How to properly convert an unsigned char array into an uint32_t

Question

So, I'm trying to convert an array of unsigned chars into an uint32_t, but keep getting different results each time:

unsigned char buffer[] = {0x80, 0x00, 0x00, 0x00};;
uint32_t num = (uint32_t*)&buffer;

Now, I keep getting this warning:

warning: initialization makes integer from pointer without a cast

When I change num to *num i don't get that warning, but that's not actually the real problem (UPDATE: well, those might be related now that I think of it.), because every time I run the code there is different results. Secondly the num, once it's cast properly, should be 128, but If I need to change the endianness of the buffer I could manage to do that myself, I think.

Thanks!

Answer 1

Did you try this ?

num = (uint32_t)buffer[0] << 24 |
      (uint32_t)buffer[1] << 16 |
      (uint32_t)buffer[2] << 8  |
      (uint32_t)buffer[3];

This way you control endianness and whatnot.
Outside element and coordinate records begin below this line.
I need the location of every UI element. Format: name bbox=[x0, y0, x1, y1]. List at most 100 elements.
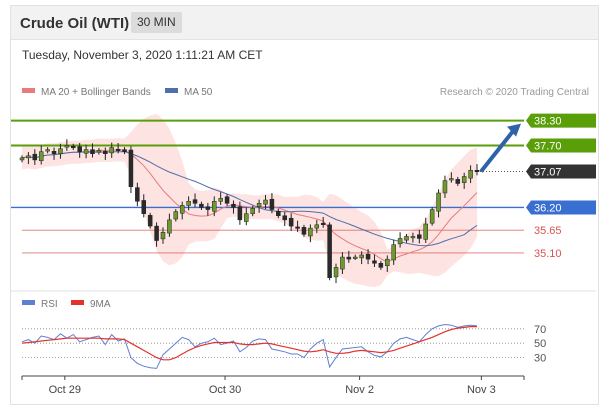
candle-body bbox=[295, 226, 300, 229]
bollinger-band bbox=[22, 113, 477, 287]
candle bbox=[263, 195, 268, 210]
ma9-line bbox=[21, 326, 477, 361]
rsi-panel: 70 50 30 bbox=[21, 323, 546, 369]
candle-body bbox=[455, 179, 461, 184]
candle bbox=[19, 155, 25, 163]
level-label-5: 35.10 bbox=[534, 248, 562, 260]
candle bbox=[276, 208, 281, 219]
candle-body bbox=[359, 254, 364, 259]
candle bbox=[199, 201, 204, 210]
candle bbox=[340, 252, 345, 275]
candle-body bbox=[404, 236, 409, 241]
candle bbox=[352, 254, 358, 260]
candle bbox=[269, 193, 275, 214]
candle bbox=[179, 201, 185, 220]
candle-body bbox=[327, 224, 332, 278]
ma50-legend-label: MA 50 bbox=[184, 87, 213, 98]
candle-body bbox=[301, 227, 307, 235]
candle-body bbox=[77, 146, 82, 152]
candle bbox=[397, 232, 403, 248]
candle-body bbox=[385, 258, 390, 266]
candle bbox=[417, 229, 422, 244]
candle-body bbox=[167, 219, 172, 234]
level-badge-3 bbox=[526, 200, 596, 215]
candle-body bbox=[90, 149, 95, 154]
candle-body bbox=[231, 203, 236, 208]
forecast-arrow-head bbox=[507, 123, 521, 137]
candle bbox=[205, 202, 211, 216]
candle-body bbox=[237, 206, 243, 221]
candle bbox=[288, 213, 294, 232]
candle bbox=[32, 149, 38, 165]
candle-body bbox=[71, 146, 76, 149]
candle bbox=[455, 176, 461, 186]
rsi-legend-swatch bbox=[22, 300, 35, 305]
candle-body bbox=[128, 149, 134, 188]
candle-body bbox=[429, 209, 435, 224]
rsi-tick-label: 30 bbox=[534, 353, 546, 365]
candle bbox=[147, 212, 153, 229]
candle-body bbox=[397, 238, 403, 245]
candle bbox=[250, 205, 255, 217]
candle bbox=[474, 164, 480, 176]
candle bbox=[128, 146, 134, 193]
candle-body bbox=[276, 210, 281, 216]
candle bbox=[461, 172, 467, 189]
candle bbox=[224, 194, 230, 206]
candle bbox=[122, 147, 127, 155]
candle-body bbox=[26, 155, 31, 159]
candle-body bbox=[340, 256, 345, 270]
candle-body bbox=[391, 244, 396, 261]
candle bbox=[96, 147, 102, 155]
candle-body bbox=[288, 217, 294, 227]
candle bbox=[231, 200, 236, 214]
candle bbox=[45, 147, 50, 154]
candle bbox=[333, 263, 339, 284]
candle-body bbox=[38, 151, 44, 162]
ma20-legend-label: MA 20 + Bollinger Bands bbox=[41, 87, 151, 98]
candle-body bbox=[51, 151, 57, 154]
candle-body bbox=[154, 225, 159, 241]
forecast-arrow-shaft bbox=[479, 127, 517, 173]
candle bbox=[442, 175, 448, 198]
candle bbox=[365, 249, 371, 265]
candle-body bbox=[417, 234, 422, 239]
candle bbox=[449, 172, 454, 183]
timeframe-badge[interactable]: 30 MIN bbox=[131, 12, 182, 33]
candle bbox=[218, 192, 223, 205]
level-labels: 38.30 37.70 37.07 36.20 35.65 35.10 bbox=[526, 113, 596, 260]
candle-body bbox=[205, 206, 211, 210]
copyright-text: Research © 2020 Trading Central bbox=[440, 87, 589, 98]
candle-body bbox=[160, 232, 166, 240]
candle-body bbox=[212, 201, 217, 212]
candle-body bbox=[410, 236, 416, 239]
forecast-arrow bbox=[479, 123, 521, 173]
candle bbox=[38, 145, 44, 165]
candle-body bbox=[32, 153, 38, 161]
candle-body bbox=[333, 267, 339, 278]
candle-body bbox=[192, 199, 198, 204]
candle bbox=[314, 219, 320, 234]
candle bbox=[429, 207, 435, 226]
candle bbox=[237, 201, 243, 225]
rsi-line bbox=[21, 323, 478, 369]
rsi-tick-label: 70 bbox=[534, 324, 546, 336]
chart-header: Crude Oil (WTI) 30 MIN bbox=[11, 6, 598, 40]
level-label-1: 37.70 bbox=[534, 140, 562, 152]
candle-body bbox=[96, 150, 102, 153]
candle-body bbox=[365, 253, 371, 260]
level-label-2: 37.07 bbox=[534, 167, 562, 179]
x-tick-label: Oct 30 bbox=[209, 384, 241, 396]
candle bbox=[90, 143, 95, 158]
candle-body bbox=[103, 151, 108, 154]
candle bbox=[192, 193, 198, 208]
candle bbox=[77, 142, 82, 158]
candle bbox=[301, 224, 307, 237]
candle bbox=[186, 196, 191, 211]
candle-body bbox=[109, 147, 114, 154]
candle bbox=[103, 147, 108, 160]
candle-body bbox=[173, 211, 179, 220]
x-tick-label: Oct 29 bbox=[49, 384, 81, 396]
candle bbox=[346, 250, 352, 263]
candle-body bbox=[378, 263, 384, 268]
It's really not safe to cast a char pointer and interpret it as anything bigger. Some machines expect pointers to integers to be aligned.

Answer 2

cnicutar's answer is the best assuming you want a particular fixed endianness. If you want host endian, try:

uint32_t num;
memcpy(&num, buffer, 4);

or apply ntohl to cnicutar's answer. Any method based on type punning is wrong and dangerous.